Updates in pvlib-python#
I have built a new example demonstrating the application of several methods to estimate M found in pvlib-python. The example can be found in the example gallery of the latest (development) version of pvlib-python here, which has not yet been released. This link will be updated to the stable version of the docs once available.
The example takes you through how to import some TMY3 data, select a time period for analysis, calculate the required input variables for three spectral mismatch factor functions, estimate M over the desired timeframe, and plot the results.

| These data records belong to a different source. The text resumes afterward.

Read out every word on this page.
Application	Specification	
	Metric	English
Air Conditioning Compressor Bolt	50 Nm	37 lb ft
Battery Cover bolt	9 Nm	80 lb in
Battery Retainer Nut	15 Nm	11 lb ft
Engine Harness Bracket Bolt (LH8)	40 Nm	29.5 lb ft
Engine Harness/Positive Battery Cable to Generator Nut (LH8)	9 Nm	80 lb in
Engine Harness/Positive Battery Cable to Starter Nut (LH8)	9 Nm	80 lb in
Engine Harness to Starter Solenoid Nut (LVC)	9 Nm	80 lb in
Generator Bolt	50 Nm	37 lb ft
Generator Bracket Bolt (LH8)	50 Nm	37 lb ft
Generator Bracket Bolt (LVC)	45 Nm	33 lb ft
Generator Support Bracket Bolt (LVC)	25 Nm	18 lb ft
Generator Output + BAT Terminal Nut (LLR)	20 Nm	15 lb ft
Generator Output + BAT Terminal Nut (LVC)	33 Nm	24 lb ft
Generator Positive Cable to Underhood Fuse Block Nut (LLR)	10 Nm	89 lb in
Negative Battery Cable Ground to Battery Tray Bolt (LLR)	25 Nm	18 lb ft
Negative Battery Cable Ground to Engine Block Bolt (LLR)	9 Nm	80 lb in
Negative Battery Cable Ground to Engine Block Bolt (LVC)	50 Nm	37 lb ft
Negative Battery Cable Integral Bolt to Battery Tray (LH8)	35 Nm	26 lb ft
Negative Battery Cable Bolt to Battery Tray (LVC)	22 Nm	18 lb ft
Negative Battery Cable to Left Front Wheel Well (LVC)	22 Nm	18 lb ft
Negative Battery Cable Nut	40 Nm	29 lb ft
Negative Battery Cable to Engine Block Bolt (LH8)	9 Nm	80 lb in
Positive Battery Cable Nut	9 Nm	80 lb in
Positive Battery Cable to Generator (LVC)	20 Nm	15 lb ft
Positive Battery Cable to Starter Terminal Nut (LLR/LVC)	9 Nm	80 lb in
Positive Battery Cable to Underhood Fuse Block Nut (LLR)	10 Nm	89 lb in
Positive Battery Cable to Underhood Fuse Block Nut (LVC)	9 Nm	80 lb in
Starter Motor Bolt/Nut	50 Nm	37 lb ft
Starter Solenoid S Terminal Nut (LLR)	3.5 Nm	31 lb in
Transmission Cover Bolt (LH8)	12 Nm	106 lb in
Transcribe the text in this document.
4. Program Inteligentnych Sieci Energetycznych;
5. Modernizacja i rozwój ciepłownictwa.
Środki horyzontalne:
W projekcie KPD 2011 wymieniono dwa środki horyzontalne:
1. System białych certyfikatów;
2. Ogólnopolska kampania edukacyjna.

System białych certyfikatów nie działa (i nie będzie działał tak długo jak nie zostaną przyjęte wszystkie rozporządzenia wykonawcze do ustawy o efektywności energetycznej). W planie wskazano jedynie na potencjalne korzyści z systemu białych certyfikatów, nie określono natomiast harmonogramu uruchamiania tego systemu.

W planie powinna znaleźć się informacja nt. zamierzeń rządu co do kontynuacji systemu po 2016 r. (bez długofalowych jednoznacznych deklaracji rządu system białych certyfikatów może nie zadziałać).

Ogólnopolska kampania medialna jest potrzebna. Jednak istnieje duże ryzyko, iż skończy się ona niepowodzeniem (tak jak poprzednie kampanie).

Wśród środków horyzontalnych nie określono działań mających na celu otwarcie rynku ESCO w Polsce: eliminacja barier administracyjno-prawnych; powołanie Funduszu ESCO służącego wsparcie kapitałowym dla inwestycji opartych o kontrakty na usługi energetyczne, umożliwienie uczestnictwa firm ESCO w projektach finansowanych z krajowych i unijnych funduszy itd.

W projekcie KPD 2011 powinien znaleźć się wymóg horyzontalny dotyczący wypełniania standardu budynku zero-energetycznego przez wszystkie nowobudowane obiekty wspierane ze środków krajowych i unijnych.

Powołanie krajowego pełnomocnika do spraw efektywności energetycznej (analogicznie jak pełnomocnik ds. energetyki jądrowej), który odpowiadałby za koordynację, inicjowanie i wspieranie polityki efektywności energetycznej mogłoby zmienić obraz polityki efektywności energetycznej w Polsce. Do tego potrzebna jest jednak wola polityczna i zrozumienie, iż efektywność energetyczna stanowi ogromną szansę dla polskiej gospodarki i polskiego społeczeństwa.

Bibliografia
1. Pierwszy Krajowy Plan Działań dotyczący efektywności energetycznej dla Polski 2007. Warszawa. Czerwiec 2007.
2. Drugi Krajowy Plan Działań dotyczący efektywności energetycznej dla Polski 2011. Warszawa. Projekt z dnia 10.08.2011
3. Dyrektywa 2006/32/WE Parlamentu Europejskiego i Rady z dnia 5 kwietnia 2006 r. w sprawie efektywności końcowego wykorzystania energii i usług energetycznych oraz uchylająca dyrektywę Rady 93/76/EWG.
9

Future work and closing remarks#
It is hoped that improvements to the documentation of pvlib-python, in particular for modelling the spectral effect on PV performance, will make it easier for users to account for these effects on their PV systems using pvlib-python. The addition of this example to the example gallery marks the completion of the main GSoC project goals. Future work in this area will include working on the GSoC stretch goal, which is to implement a new function in pvlib-python to estimate the spectral mismatch factor using spectral irradiance data. In addition, enhancements to the user guide documentation for the spectrum unit of pvlib-python are being planned.
References#
[1] Kinsey, G., et al. “Impact of measured spectrum variation on solar photovoltaic efficiencies worldwide.” Renewable Energy 196 (2022): 995-1016.
[2] Daxini, R., and Wu, Y. “Review of methods to account for the solar spectral influence on photovoltaic device performance.” Energy (2023): 129461.